Enjoying new people – Don Smith
I like to see new people around. Ive got some new neighbours moved in from London, which Im very happy with. Lets face it, its not right, is it, that in my age group, I should be too critical of all these young people coming in. Im pleased a lot of the new people are getting involved in things, like in the Council, with the Wivenhoe Society, the Sailing Club. Theyve got to find their own levels and settle in, havent they?

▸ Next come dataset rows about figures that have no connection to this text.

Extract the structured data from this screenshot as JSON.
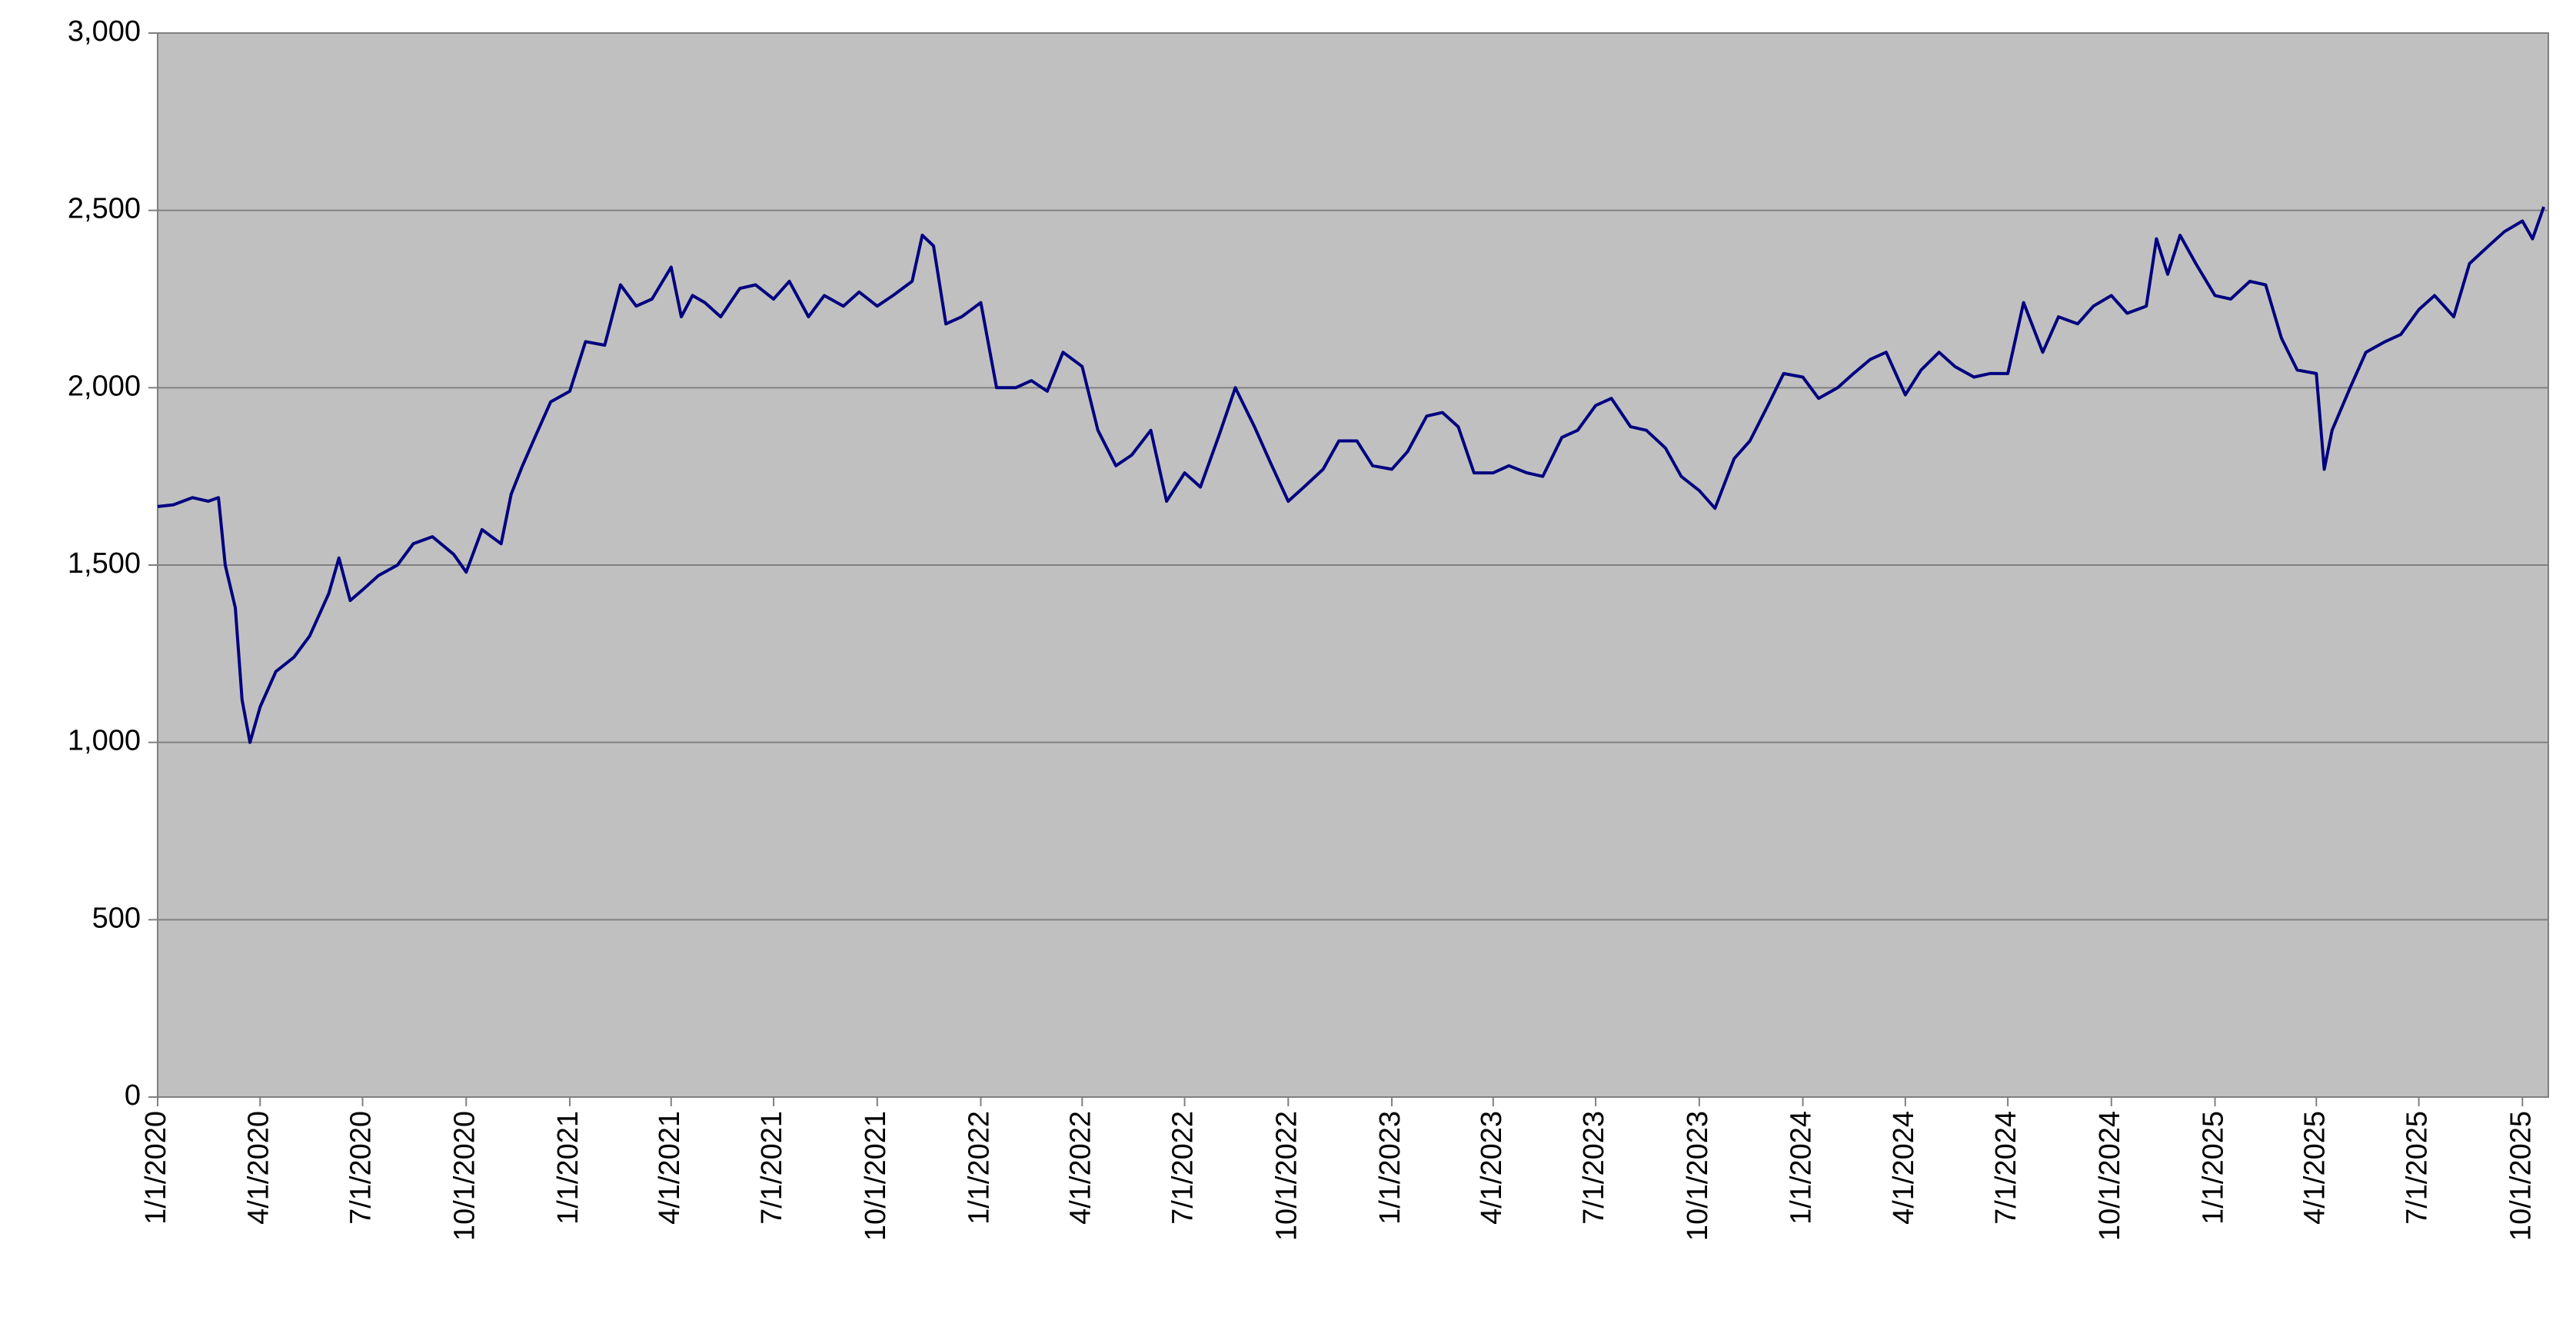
{
  "chart_data": {
    "type": "line",
    "color": "#000080",
    "background": "#c0c0c0",
    "grid": true,
    "ylim": [
      0,
      3000
    ],
    "yticks": [
      0,
      500,
      {
        "value": 1000,
        "label": "1,000"
      },
      {
        "value": 1500,
        "label": "1,500"
      },
      {
        "value": 2000,
        "label": "2,000"
      },
      {
        "value": 2500,
        "label": "2,500"
      },
      {
        "value": 3000,
        "label": "3,000"
      }
    ],
    "xlim": [
      "1/1/2020",
      "10/24/2025"
    ],
    "xticks": [
      "1/1/2020",
      "4/1/2020",
      "7/1/2020",
      "10/1/2020",
      "1/1/2021",
      "4/1/2021",
      "7/1/2021",
      "10/1/2021",
      "1/1/2022",
      "4/1/2022",
      "7/1/2022",
      "10/1/2022",
      "1/1/2023",
      "4/1/2023",
      "7/1/2023",
      "10/1/2023",
      "1/1/2024",
      "4/1/2024",
      "7/1/2024",
      "10/1/2024",
      "1/1/2025",
      "4/1/2025",
      "7/1/2025",
      "10/1/2025"
    ],
    "x": [
      "1/1/2020",
      "1/15/2020",
      "2/1/2020",
      "2/15/2020",
      "2/24/2020",
      "3/1/2020",
      "3/10/2020",
      "3/16/2020",
      "3/23/2020",
      "4/1/2020",
      "4/15/2020",
      "5/1/2020",
      "5/15/2020",
      "6/1/2020",
      "6/10/2020",
      "6/20/2020",
      "7/1/2020",
      "7/15/2020",
      "8/1/2020",
      "8/15/2020",
      "9/1/2020",
      "9/20/2020",
      "10/1/2020",
      "10/15/2020",
      "11/1/2020",
      "11/10/2020",
      "11/20/2020",
      "12/1/2020",
      "12/15/2020",
      "1/1/2021",
      "1/15/2021",
      "2/1/2021",
      "2/15/2021",
      "3/1/2021",
      "3/15/2021",
      "4/1/2021",
      "4/10/2021",
      "4/20/2021",
      "5/1/2021",
      "5/15/2021",
      "6/1/2021",
      "6/15/2021",
      "7/1/2021",
      "7/15/2021",
      "8/1/2021",
      "8/15/2021",
      "9/1/2021",
      "9/15/2021",
      "10/1/2021",
      "10/15/2021",
      "11/1/2021",
      "11/10/2021",
      "11/20/2021",
      "12/1/2021",
      "12/15/2021",
      "1/1/2022",
      "1/15/2022",
      "2/1/2022",
      "2/15/2022",
      "3/1/2022",
      "3/15/2022",
      "4/1/2022",
      "4/15/2022",
      "5/1/2022",
      "5/15/2022",
      "6/1/2022",
      "6/15/2022",
      "7/1/2022",
      "7/15/2022",
      "8/1/2022",
      "8/15/2022",
      "9/1/2022",
      "9/15/2022",
      "10/1/2022",
      "10/15/2022",
      "11/1/2022",
      "11/15/2022",
      "12/1/2022",
      "12/15/2022",
      "1/1/2023",
      "1/15/2023",
      "2/1/2023",
      "2/15/2023",
      "3/1/2023",
      "3/15/2023",
      "4/1/2023",
      "4/15/2023",
      "5/1/2023",
      "5/15/2023",
      "6/1/2023",
      "6/15/2023",
      "7/1/2023",
      "7/15/2023",
      "8/1/2023",
      "8/15/2023",
      "9/1/2023",
      "9/15/2023",
      "10/1/2023",
      "10/15/2023",
      "11/1/2023",
      "11/15/2023",
      "12/1/2023",
      "12/15/2023",
      "1/1/2024",
      "1/15/2024",
      "2/1/2024",
      "2/15/2024",
      "3/1/2024",
      "3/15/2024",
      "4/1/2024",
      "4/15/2024",
      "5/1/2024",
      "5/15/2024",
      "6/1/2024",
      "6/15/2024",
      "7/1/2024",
      "7/15/2024",
      "8/1/2024",
      "8/15/2024",
      "9/1/2024",
      "9/15/2024",
      "10/1/2024",
      "10/15/2024",
      "11/1/2024",
      "11/10/2024",
      "11/20/2024",
      "12/1/2024",
      "12/15/2024",
      "1/1/2025",
      "1/15/2025",
      "2/1/2025",
      "2/15/2025",
      "3/1/2025",
      "3/15/2025",
      "4/1/2025",
      "4/8/2025",
      "4/15/2025",
      "5/1/2025",
      "5/15/2025",
      "6/1/2025",
      "6/15/2025",
      "7/1/2025",
      "7/15/2025",
      "8/1/2025",
      "8/15/2025",
      "9/1/2025",
      "9/15/2025",
      "10/1/2025",
      "10/10/2025",
      "10/20/2025"
    ],
    "values": [
      1665,
      1670,
      1690,
      1680,
      1690,
      1500,
      1380,
      1120,
      1000,
      1100,
      1200,
      1240,
      1300,
      1420,
      1520,
      1400,
      1430,
      1470,
      1500,
      1560,
      1580,
      1530,
      1480,
      1600,
      1560,
      1700,
      1780,
      1860,
      1960,
      1990,
      2130,
      2120,
      2290,
      2230,
      2250,
      2340,
      2200,
      2260,
      2240,
      2200,
      2280,
      2290,
      2250,
      2300,
      2200,
      2260,
      2230,
      2270,
      2230,
      2260,
      2300,
      2430,
      2400,
      2180,
      2200,
      2240,
      2000,
      2000,
      2020,
      1990,
      2100,
      2060,
      1880,
      1780,
      1810,
      1880,
      1680,
      1760,
      1720,
      1870,
      2000,
      1890,
      1790,
      1680,
      1720,
      1770,
      1850,
      1850,
      1780,
      1770,
      1820,
      1920,
      1930,
      1890,
      1760,
      1760,
      1780,
      1760,
      1750,
      1860,
      1880,
      1950,
      1970,
      1890,
      1880,
      1830,
      1750,
      1710,
      1660,
      1800,
      1850,
      1950,
      2040,
      2030,
      1970,
      2000,
      2040,
      2080,
      2100,
      1980,
      2050,
      2100,
      2060,
      2030,
      2040,
      2040,
      2240,
      2100,
      2200,
      2180,
      2230,
      2260,
      2210,
      2230,
      2420,
      2320,
      2430,
      2350,
      2260,
      2250,
      2300,
      2290,
      2140,
      2050,
      2040,
      1770,
      1880,
      2000,
      2100,
      2130,
      2150,
      2220,
      2260,
      2200,
      2350,
      2400,
      2440,
      2470,
      2420,
      2510
    ]
  }
}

Three ten-year-olds’ views today
It has lots of places to play in but it’s very busy and has lots of traffic. The woods are excellent and the field next to where I live is a great place to walk my dog. But some things are not so good like the future skate park on the field. I don’t really like all the houses being built at the Quay. I would love to have lived in the past because children had so much more freedom and no one had to go into town because there were so many more shops. Although I can’t imagine life without a car, TVs, radios and computers.
I like Wivenhoe because it has good parks and woods and it has nice people than help you and you can play anywhere in the woods. A game that we play is manhunt and you can play knock down ginger.
Wivenhoe seems to me as if it’s remote countryside, a village. I love the way the river sparkles as if star dust has been scattered on it by friendly angels. In the summer it’s really nice to go down to the park, and then get some fish and chips by the Quay. It’s amazing to think that great steam train rode past the woods every day! I think it would have been really cool to live when many of our grandparents lived her. It seems so weird that children were allowed to go anywhere they wanted!!! I can’t believe that they got up to much mischief. I’d have loved to see what school was like and meet the dreaded Miss Smith in person!